MetricTypeLabelsPurpose
deltaforge_dlq_events_totalcounterpipeline, sink, error_kindEvents routed to DLQ
deltaforge_dlq_entriesgaugepipelineCurrent unacked entries
deltaforge_dlq_evicted_totalcounterpipelineEvicted by drop_oldest
deltaforge_dlq_rejected_totalcounterpipelineRejected by reject policy
deltaforge_dlq_write_failures_totalcounterpipelineDLQ storage write failures
deltaforge_dlq_saturation_ratiogaugepipelineCurrent / max_entries (0.0-1.0)

Health signals:

  • Warning log at 80% saturation
  • Error log at 95% saturation

Storage

The DLQ is built on DeltaForge’s existing StorageBackend queue primitives (queue_push, queue_peek, queue_ack). It automatically uses whatever storage backend your pipeline is configured with (SQLite, PostgreSQL, or memory).
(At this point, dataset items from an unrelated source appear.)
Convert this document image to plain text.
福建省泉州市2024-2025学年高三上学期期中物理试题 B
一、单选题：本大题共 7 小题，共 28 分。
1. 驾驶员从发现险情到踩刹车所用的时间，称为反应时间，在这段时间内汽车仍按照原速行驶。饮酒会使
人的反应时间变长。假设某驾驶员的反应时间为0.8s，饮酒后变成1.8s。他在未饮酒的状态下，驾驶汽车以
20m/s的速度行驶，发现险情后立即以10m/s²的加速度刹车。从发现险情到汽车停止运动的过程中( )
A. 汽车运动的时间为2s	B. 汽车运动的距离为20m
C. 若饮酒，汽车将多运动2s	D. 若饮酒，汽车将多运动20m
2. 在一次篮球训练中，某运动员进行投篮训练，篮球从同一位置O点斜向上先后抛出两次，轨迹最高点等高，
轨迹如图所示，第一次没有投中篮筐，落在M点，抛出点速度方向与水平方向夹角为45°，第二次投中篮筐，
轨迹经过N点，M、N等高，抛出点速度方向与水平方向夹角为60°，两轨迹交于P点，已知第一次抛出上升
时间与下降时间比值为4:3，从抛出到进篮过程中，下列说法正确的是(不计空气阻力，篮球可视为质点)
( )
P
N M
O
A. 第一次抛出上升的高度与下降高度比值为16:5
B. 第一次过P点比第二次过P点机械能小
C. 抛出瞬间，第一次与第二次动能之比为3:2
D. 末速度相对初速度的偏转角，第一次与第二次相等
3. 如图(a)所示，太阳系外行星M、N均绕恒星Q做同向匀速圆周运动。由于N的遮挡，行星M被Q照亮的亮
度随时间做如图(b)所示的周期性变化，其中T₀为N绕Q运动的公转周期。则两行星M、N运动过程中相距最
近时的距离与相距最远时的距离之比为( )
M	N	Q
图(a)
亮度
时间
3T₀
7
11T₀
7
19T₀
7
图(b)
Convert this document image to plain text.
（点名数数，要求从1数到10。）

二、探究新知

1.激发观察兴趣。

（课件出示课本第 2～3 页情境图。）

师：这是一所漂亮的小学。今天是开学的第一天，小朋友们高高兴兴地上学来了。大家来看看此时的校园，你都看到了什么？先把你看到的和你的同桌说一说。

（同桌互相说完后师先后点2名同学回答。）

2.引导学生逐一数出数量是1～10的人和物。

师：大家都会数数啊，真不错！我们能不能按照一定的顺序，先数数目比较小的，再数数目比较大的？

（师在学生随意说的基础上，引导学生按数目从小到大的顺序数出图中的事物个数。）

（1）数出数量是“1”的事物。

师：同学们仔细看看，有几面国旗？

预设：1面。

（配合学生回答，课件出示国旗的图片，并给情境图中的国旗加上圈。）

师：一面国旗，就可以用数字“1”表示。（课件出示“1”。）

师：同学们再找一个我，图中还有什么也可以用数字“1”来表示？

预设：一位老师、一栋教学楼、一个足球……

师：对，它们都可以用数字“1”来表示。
No additional infrastructure is needed.

Background Cleanup

When max_age_secs is configured (default: 7 days), a background task runs every 60 seconds and removes entries older than the threshold. Age is calculated from insertion time, not source event time. A best-effort startup cleanup pass (bounded to 5 seconds) runs when the pipeline starts.

Cleanup and overflow eviction are independent — drop_oldest may remove entries before age-based cleanup fires.

Operator Workflow

DLQ events are not retried automatically. The intended workflow is:

  1. Alert: monitor deltaforge_dlq_events_total or deltaforge_dlq_entries in Grafana
  2. Inspect: GET /pipelines/{name}/journal/dlq?sink_id=... to see what failed and why
  3. Fix: resolve the root cause (schema mismatch, oversized column, broken routing template)
  4. Dismiss: POST /pipelines/{name}/journal/dlq/ack to remove reviewed entries — dismissed entries are permanently deleted

Future versions may add a retry endpoint (POST .../dlq/retry) that re-injects events into the pipeline, but this raises ordering and idempotency concerns and is deferred.

Limitations

  • DLQ is per-pipeline, not per-sink. Use the sink_id filter to view entries for a specific sink.
  • The block overflow policy blocks the entire pipeline, not just the failing sink.